Шрифт:
Закладка:
Не успела я об этом подумать, как захрустела рация и Сережа произнес вполголоса откуда-то из-под правого моего локтя:
— Не спишь?
— Не сплю, — ответила я — сначала просто так, в никуда, а потом взяла в правую руку микрофон, прижала его поближе к губам, чтобы не разбудить спящих, и повторила: — Не сплю, — и коротко, радостно засмеялась оттого, что слышу его голос.
— И чем ты там занята? — спросил он, так же шепотом — и я сразу поняла, что и он совершенно один в своей машине, потому что все остальные спят где-то далеко, на заднем сиденье, отделенные подголовниками, сумками и плотным покровом сна, словно их нет вовсе, как будто на всей этой засыпанной снегом, пустой дороге есть только два человека — я и Сережа.

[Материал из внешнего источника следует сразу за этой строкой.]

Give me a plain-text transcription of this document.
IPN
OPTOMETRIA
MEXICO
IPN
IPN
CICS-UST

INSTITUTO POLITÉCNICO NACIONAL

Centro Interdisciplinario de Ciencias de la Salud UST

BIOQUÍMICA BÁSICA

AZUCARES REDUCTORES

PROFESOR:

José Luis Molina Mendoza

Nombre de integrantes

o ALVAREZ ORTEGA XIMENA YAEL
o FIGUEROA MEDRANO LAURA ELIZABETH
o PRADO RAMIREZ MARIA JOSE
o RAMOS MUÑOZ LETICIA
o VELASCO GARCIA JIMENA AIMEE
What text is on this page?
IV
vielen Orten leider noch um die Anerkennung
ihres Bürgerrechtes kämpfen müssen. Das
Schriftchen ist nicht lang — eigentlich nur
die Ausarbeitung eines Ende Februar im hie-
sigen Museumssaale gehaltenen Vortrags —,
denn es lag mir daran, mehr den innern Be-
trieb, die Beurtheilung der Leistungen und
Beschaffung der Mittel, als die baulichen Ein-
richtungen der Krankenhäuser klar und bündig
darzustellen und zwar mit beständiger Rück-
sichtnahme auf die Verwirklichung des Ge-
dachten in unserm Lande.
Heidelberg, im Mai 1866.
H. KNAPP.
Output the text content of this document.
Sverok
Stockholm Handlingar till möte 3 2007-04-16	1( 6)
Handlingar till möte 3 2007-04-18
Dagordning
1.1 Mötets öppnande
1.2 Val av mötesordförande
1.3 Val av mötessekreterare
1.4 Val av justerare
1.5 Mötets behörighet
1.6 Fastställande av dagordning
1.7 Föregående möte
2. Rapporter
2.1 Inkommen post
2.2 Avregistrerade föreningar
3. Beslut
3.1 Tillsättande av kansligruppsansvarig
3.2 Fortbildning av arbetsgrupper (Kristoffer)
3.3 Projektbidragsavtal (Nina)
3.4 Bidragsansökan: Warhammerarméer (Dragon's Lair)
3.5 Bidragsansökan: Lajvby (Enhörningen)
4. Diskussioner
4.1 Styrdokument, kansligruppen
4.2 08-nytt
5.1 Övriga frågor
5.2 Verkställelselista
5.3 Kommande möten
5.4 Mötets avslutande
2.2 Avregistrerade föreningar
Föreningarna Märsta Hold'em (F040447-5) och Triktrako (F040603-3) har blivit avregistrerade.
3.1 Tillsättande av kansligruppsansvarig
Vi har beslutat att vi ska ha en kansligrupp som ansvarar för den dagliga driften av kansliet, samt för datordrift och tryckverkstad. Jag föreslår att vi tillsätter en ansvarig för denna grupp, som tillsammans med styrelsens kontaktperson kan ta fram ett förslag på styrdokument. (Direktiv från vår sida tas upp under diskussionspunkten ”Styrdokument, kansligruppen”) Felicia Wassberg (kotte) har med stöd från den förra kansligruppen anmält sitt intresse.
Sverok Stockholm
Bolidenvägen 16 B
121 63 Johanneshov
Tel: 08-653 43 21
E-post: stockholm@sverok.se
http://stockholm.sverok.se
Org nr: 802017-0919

— Рулю, — ответила я, — думаю о тебе.
— Красиво, да? Скоро Новый год, — сказал он негромко.
Мы помолчали немного — но теперь эта тишина была совсем другая, и снег снаружи был другой — уютный, мягкий, незлой, и я была в нем не одна — он был со мной, даже если я не видела его лица и не могла протянуть руку и дотронуться до него.
— Это будет прекрасный Новый год, вот увидишь, — сказал он.
— Я знаю, — ответила я и улыбнулась — и хотя он не видел моей улыбки, мне было ясно, что он знает о ней.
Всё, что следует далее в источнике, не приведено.